Julian Maclaren-Ross. It sounds like the name of a shifty toff or privileged criminal, the name of a man who fiddles his tax, hunts foxes, and makes donations to the Conservative party. An effete and fussy name. Perhaps that’s why I had never bothered with Maclaren-Ross until relatively recently. My mistake. The name is made-up, not so much a florid invention as a slight refinement of the truth. (He was born James McLaren Ross in the middle-class London suburb of South Norwood. The McLaren part of the name honours a family neighbour, Mrs Lilian Mclaren, who helped  at his birth.) The teenage Jimmy Ross developed something of an obsession with Oscar Wilde, as detailed in Paul Willetts’ excellent biography, Fear  & Loathing in Fitzrovia:

“Usually sporting an orchid or carnation in his buttonhole, he swanned around in a white mess jacket, worn in combination with a matching crepe-de-chine shirt, linen trousers and, if he was feeling really extravagant, two-tone shoes and a crimson sash in lieu of a belt.”

JMR 9 Men

He accessorised this costume with “a cane and a silver snuffbox, as well as a long cigarette holder.” An army of one, he must’ve cut quite a dash on the boulevards of Croydon.
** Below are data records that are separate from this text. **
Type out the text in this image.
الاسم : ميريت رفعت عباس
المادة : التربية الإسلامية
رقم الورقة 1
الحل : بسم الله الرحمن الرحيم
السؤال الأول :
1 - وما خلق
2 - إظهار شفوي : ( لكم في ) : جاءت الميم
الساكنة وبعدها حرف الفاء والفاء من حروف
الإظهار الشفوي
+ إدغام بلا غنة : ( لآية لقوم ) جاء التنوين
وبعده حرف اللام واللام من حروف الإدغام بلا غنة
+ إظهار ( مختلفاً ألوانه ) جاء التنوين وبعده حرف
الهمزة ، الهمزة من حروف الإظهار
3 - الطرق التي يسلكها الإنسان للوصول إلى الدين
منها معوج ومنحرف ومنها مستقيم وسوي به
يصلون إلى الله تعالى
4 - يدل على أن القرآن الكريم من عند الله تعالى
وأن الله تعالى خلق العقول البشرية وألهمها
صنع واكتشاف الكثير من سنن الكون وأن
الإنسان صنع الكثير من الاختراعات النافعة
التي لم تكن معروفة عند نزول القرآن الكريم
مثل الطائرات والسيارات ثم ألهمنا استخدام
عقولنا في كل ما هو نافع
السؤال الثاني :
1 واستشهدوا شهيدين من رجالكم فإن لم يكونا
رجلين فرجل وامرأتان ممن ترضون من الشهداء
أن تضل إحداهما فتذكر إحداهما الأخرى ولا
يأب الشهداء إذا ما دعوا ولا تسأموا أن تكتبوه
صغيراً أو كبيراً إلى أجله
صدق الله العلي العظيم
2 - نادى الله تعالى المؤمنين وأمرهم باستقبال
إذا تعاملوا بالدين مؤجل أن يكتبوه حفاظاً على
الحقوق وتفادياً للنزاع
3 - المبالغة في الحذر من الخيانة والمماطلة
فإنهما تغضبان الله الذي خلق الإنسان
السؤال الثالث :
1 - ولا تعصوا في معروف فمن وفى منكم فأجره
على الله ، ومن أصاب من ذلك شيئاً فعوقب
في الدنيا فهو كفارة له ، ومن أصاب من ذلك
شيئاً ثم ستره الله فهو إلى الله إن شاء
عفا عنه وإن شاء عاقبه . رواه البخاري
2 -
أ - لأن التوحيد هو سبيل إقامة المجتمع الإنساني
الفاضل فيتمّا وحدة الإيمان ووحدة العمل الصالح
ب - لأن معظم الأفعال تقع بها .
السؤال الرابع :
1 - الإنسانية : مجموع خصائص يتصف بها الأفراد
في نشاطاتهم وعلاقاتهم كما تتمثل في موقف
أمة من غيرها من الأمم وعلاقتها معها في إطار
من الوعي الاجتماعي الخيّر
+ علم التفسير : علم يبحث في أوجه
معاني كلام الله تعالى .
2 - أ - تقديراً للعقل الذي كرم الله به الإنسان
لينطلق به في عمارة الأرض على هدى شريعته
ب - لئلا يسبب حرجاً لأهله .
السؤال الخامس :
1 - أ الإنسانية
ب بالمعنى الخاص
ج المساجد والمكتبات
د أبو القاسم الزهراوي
The rejection of Jimmy in favour of Julian completed the transformation. The highfaluting, hyphenated name became part of the author’s raffish, lordly persona, along with the aviator sunglasses, the teddy bear coat, the pungently coloured corduroy.

JMR Love Hunger

Of Love and Hunger was the first Maclaren-Ross book that I read. A short, spiky novel about vacuum-cleaner salesmen during the depression of the 1930s. The dialogue is snappy and sharp. I remember searching the fiction shelves at Waterstones on Deansgate, Manchester, looking for something to read on holiday. (My pile of the unread at home must have looked unappealing.) I chose Of Love and Hunger on a whim and read it under a savage French sun. Days of Pernod and sunburn. I was hooked. Back in blighty, I tracked down his short stories. I recommend Paul Willetts’ selection for Dewi Lewis Publishing as a good place to start. After that I raced through as much of Maclaren-Ross as I could find or afford: the excellent Memoirs of the Forties (the original Alan Ross edition is fittingly suave); the rich, poetic childhood memoir The Weeping and the Laughter; and the sun-drenched novella Bitten by the Tarantula. And more stories, of course, always more stories.